Home Attualità Ormea: tre i casi di contagio da inizio emergenza, buone notizie dalla...

Ormea: tre i casi di contagio da inizio emergenza, buone notizie dalla Casa di Riposo

Sono tre le persone contagiate dal Covid-19: due asintomatiche e una in via di guarigione.

0
896

In foto una panoramica di Ormea

Situazione stabile nel Comune di Ormea, dove il totale dei contagi da Covid-19 da inizio emergenza riguarda tre persone: due asintomatiche e una in via di guarigione. 

Una delle tre persone positive lavora nella Casa di Riposo “Renzo Merlino”, dove sono stati effettuati i tamponi a tutti gli ospiti e tutti gli operatori che lavorano nella struttura.

Abbiamo contattato telefonicamente il Sindaco, Giorgio Ferraris, per un aggiornamento sugli ultimi dati: «Oggi è arrivato l’esito dei tamponi fatti la scorsa settimana a tutto il personale che lavora e che collabora con la nostra Casa di Riposo, per un totale di 29 persone: 28 delle quali sono risultate negative, una come ho già comunicato ieri, è risultata positiva. Sono quindi, complessivamente tre i casi locali di contagio, di cui due completamente asintomatici e il terzo in via di guarigione. Gli ospiti sono in buone condizioni di salute e ne sono felice. Ribadisco ancora una volta il ringraziamento dell’Amministrazione e di tutta la Comunità Locale al personale della nostra Casa di Riposo per l’impegno e la dedizione dimostrata in questo delicato momento. Resistiamo. Ce la faremo».
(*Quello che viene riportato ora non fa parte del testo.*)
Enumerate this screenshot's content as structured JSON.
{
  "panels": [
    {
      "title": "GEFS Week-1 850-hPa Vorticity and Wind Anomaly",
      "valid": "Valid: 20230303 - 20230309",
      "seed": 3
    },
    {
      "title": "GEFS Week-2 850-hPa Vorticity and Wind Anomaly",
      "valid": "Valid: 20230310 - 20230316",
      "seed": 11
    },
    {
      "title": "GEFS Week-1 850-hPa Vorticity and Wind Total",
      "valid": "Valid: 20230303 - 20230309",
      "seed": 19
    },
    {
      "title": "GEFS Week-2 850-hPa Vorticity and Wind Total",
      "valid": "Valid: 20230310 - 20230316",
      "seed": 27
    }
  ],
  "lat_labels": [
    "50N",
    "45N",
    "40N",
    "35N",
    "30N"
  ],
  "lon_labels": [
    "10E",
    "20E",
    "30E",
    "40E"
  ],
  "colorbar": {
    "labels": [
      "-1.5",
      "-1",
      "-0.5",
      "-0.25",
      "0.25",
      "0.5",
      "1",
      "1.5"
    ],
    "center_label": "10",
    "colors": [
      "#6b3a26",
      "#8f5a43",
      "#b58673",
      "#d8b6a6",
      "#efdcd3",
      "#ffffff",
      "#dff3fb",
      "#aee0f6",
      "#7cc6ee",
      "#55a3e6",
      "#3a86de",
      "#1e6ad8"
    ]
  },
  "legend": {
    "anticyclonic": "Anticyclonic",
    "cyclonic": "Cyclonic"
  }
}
Ci sono stati problemi legati alla viabilità nelle vacanze pasquali?

«No, la situazione è sotto controllo. I cittadini rispettano le regole e li ringrazio per questo, anche per le “seconde case” non abbiamo subito l’esodo dei vacanzieri come è stato in altri comuni. Personalmente sono preoccupato per la fase di ripresa che dovremo affrontare nei prossimi mesi. Ormea ha molte attività ricettive: bar, ristoranti, alberghi, rifugi, il Covid-19 porterà inevitabilmente a una nuova riorganizzazione, sia per quanto riguarda l’organizzazione degli spazi pubblici sia per la fruizione degli stessi; serviranno i giusti investimenti e sostegni per le attività ricettive e quelle turistiche per essere sicuri di poter ripartire».